Different models have shown the influence of estrogens on metabolic-related inflammation. Loss of/decreased estrogen signaling through decreased production of estrogens or ERalpha, ERalpha/beta, or GPER inactivation promotes metabolic dysfunction revealed by visceral obesity, insulin resistance, dyslipidemia, inflammatory activation, and nonalcoholic fatty liver disease. On the other hand, promoting maintenance of estrogen signaling through hormone replacement therapy, blocking estrogen inactivation by estrogen sulfotransferase or increasing its reactivation from the estrogen-sulfate circulating pool by steroid sulfatase induction, tends to counteract metabolic dysfunction.

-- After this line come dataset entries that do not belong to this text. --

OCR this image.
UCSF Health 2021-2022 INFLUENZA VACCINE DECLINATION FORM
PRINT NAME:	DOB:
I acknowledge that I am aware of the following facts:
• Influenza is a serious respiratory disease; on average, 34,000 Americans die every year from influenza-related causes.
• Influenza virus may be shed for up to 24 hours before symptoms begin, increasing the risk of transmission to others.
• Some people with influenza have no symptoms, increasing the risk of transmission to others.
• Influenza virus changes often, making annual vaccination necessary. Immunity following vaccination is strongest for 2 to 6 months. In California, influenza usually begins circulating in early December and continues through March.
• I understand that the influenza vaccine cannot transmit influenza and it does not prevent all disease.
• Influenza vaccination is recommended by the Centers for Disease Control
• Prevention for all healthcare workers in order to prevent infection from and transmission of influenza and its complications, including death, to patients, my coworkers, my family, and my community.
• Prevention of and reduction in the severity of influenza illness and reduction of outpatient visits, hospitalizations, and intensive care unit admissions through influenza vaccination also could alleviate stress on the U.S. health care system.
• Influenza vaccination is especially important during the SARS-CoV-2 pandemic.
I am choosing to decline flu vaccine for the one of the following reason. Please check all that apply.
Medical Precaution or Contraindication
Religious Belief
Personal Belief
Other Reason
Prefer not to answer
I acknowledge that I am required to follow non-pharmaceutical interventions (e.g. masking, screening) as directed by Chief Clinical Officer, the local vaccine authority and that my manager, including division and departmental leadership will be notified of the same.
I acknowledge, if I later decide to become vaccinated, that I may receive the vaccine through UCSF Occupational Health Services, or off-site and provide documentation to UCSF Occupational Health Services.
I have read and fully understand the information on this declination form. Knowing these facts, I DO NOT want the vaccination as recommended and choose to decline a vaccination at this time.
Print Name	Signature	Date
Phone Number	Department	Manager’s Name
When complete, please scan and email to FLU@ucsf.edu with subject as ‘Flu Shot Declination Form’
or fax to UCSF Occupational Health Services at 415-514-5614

Interestingly, inactivation of ERbeta also promotes metabolic health, showing the opposite metabolic effects mediated by both ER receptors. ER: estrogen receptor; GPER: G protein-coupled estrogen receptor; HRT: hormone replacement therapy; NAFLD: nonalcoholic fatty liver disease.

Figure 4

Estrogens effects on metabolic improvement may be cause (a) or consequence (b) of regulation of inflammation pathways. Further studies are needed to ascertain the relationship between estrogen signaling, inflammation, and metabolism. It is possible that the anti-inflammatory effects of estrogens, though their influences on processes like energy balance, leptin and glucocorticoid signaling, adipose tissue distribution and cellularity, and activity of immune cells, may culminate on metabolic improvement. However, estrogens have also been demonstrated to directly interfere with such processes, favoring improved inflammatory profile that results in overall metabolic amelioration. Additionally, the two hypotheses are not mutually exclusive. AT: adipose tissue.

Figure 5

Effects of xenoestrogens on inflammation may mediate their actions on metabolism.